"Polar exploration is at once the cleanest and most isolated way of having a bad time which has been devised," wrote Apsley Cherry-Garrard of his time with the 1910 Scott expedition to the South Pole. And that's how most of us still imagine polar expeditions: stolid men with ice riming their beards drawing sledges and risking death for scientific knowledge. But polar science has changed drastically over the past century, as Chris Linder shows us with
Science on Ice.
An oceanographer and award-winning photographer, Linder chronicles four polar expeditions in this richly illustrated volume: to a teeming colony of Adélie penguins, through the icy waters of the Bering Sea, beneath the pack ice of the Arctic Ocean, and over the lake-studded surface of the Greenland Ice Sheet. Each trip finds Linder teamed up with a prominent journalist, and together they reveal how science actually gets done at the poles.

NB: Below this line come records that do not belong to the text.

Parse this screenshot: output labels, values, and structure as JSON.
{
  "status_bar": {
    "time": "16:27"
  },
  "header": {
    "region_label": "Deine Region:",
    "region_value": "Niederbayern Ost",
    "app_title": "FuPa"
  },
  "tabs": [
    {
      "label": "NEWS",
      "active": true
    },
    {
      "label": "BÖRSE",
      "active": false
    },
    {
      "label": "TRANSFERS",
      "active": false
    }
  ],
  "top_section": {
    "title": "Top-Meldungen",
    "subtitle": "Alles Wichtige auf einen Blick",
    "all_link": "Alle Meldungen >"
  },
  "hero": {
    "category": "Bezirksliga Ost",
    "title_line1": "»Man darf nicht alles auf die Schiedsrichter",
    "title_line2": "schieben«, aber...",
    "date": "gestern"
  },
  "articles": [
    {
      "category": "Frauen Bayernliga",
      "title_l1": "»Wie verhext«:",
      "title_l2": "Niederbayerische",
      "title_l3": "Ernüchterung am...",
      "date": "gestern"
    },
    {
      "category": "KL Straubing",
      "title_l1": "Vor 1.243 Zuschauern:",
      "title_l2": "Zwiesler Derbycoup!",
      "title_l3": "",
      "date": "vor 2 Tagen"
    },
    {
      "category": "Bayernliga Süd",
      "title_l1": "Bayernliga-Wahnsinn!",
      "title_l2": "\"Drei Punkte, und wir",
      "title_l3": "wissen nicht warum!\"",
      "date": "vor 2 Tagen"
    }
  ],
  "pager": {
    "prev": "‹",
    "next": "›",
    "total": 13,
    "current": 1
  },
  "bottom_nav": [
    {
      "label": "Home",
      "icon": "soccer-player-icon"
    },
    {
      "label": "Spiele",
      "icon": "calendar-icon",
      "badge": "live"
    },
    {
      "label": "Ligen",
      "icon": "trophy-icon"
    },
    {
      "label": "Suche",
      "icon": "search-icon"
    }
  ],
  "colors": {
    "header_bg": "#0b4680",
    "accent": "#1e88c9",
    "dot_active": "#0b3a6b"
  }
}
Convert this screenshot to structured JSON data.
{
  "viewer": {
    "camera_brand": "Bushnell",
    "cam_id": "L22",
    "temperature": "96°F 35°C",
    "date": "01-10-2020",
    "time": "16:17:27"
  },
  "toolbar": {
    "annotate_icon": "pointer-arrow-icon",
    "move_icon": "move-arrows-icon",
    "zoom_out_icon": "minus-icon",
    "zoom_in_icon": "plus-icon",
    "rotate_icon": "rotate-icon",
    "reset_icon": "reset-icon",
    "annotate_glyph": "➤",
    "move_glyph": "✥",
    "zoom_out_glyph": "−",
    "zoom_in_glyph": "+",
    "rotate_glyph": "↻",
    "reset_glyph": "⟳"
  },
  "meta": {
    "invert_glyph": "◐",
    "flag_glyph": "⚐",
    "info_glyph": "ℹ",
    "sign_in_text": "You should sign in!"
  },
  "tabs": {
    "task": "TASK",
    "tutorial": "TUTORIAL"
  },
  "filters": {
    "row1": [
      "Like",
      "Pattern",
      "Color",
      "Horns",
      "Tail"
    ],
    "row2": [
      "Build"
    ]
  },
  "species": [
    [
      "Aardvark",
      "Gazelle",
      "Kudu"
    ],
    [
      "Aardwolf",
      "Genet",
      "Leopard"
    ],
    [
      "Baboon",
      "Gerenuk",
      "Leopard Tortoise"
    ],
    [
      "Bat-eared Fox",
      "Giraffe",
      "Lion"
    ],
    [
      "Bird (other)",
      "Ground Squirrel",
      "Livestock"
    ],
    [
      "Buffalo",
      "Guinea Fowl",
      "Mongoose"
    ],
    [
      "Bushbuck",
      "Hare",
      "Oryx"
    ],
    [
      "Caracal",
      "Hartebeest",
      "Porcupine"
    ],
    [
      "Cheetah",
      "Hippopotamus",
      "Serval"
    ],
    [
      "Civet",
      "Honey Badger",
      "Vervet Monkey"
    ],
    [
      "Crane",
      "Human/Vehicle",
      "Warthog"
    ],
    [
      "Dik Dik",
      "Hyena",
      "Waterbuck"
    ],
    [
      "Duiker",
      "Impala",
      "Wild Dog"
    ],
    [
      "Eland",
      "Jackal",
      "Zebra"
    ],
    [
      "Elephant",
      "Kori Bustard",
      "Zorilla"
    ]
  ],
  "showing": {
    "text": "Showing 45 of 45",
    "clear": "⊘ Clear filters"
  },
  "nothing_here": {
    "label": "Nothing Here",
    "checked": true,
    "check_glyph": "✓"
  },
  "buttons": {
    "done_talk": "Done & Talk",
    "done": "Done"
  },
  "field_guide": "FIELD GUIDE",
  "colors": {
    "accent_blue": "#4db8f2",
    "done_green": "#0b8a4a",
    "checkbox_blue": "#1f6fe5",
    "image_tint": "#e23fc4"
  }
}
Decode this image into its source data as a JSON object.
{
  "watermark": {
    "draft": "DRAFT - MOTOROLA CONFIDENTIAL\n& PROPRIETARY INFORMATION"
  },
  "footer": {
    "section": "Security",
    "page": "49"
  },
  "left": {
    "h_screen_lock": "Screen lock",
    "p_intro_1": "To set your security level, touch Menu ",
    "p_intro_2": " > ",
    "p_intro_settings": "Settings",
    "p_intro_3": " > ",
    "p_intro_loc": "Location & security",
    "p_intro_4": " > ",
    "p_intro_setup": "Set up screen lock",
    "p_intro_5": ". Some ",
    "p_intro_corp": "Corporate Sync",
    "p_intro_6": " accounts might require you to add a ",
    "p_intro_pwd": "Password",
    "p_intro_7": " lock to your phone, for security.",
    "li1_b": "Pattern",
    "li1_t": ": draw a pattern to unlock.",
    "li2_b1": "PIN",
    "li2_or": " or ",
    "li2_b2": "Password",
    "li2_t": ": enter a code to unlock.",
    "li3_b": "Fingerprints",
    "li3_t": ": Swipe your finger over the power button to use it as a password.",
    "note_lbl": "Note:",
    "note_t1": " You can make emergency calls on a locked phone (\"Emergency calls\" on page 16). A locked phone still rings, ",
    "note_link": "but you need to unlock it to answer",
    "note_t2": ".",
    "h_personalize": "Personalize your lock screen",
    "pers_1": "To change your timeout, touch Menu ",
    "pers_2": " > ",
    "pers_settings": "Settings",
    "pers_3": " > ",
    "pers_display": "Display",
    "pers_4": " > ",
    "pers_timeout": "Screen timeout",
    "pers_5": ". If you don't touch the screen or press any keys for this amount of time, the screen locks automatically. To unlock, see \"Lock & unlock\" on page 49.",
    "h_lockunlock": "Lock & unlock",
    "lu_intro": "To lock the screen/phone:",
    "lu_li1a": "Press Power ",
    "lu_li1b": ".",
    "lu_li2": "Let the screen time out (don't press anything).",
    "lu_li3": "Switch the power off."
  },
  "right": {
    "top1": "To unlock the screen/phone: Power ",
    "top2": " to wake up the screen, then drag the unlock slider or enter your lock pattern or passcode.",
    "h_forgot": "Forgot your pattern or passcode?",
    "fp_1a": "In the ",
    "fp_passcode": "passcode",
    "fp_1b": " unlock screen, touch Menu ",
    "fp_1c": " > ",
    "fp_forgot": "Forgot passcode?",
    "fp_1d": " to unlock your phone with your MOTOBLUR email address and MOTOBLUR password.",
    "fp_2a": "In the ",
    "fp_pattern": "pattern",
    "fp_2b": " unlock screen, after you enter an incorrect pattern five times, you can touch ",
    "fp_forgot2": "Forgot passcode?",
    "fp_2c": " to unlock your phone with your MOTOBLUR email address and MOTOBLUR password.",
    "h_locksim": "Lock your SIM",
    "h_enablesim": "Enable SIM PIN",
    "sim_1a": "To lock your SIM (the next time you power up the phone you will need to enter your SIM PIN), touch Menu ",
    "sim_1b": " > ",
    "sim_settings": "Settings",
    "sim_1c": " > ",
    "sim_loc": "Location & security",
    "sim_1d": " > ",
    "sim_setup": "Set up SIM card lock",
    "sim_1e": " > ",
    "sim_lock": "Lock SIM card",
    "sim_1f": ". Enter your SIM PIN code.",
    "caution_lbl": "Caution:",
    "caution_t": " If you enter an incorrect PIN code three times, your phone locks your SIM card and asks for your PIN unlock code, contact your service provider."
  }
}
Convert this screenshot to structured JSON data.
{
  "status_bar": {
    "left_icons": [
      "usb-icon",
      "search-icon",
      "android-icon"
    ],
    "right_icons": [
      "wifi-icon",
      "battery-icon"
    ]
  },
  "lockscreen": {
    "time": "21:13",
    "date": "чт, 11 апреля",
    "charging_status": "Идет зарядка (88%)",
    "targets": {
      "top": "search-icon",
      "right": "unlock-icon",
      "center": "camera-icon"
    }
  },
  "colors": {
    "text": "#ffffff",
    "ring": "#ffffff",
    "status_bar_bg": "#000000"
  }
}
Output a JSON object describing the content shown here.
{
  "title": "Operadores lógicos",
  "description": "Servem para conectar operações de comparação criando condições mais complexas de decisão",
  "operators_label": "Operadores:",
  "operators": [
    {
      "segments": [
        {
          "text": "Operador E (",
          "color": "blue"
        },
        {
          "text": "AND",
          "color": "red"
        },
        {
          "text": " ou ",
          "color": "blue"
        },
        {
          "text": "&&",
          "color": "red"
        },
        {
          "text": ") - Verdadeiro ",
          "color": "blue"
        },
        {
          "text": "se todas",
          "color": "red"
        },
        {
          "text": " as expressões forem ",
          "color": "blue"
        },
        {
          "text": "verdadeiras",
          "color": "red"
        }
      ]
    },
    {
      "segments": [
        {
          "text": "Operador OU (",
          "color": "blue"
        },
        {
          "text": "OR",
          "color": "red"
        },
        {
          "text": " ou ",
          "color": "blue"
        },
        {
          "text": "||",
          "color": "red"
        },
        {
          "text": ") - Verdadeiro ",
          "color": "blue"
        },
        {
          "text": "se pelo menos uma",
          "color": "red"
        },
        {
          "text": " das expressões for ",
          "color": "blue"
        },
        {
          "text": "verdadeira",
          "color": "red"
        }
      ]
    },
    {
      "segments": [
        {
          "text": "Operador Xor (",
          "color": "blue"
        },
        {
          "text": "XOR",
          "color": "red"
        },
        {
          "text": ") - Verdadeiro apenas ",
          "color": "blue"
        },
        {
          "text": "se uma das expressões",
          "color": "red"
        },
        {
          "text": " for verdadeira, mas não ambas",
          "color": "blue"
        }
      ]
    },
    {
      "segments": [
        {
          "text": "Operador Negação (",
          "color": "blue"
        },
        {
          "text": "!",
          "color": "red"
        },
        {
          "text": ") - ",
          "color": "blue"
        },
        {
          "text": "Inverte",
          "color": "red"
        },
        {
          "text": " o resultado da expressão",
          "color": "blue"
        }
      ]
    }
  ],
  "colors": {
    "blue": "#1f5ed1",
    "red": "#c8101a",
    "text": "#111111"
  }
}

Chris Linder communicates science in the field from the Congo to Siberia using photography and multimedia. After earning a master's degree from the Massachusetts Institute of Technology and the Woods Hole Oceanographic Institution Joint Program in oceanography, he spent three years in Spain working as a US Navy meteorology officer and cultivating his photography skills. He then returned to Woods Hole, where his passions for science and photography came together. Since 2002, he has photographed two dozen science expeditions, including 14 to the polar regions. His images have appeared in museums, books, and magazines, including
Geo,
Nature's Best,
Outdoor Photographer, and
Wired. His exhibit titled "Exploring the Arctic Seafloor" debuted at the Field Museum and traveled to the Carnegie Museum of Natural History and the MIT Museum. He is a member of the International League of Conservation Photographers. He lives in Seattle with his wife and two children.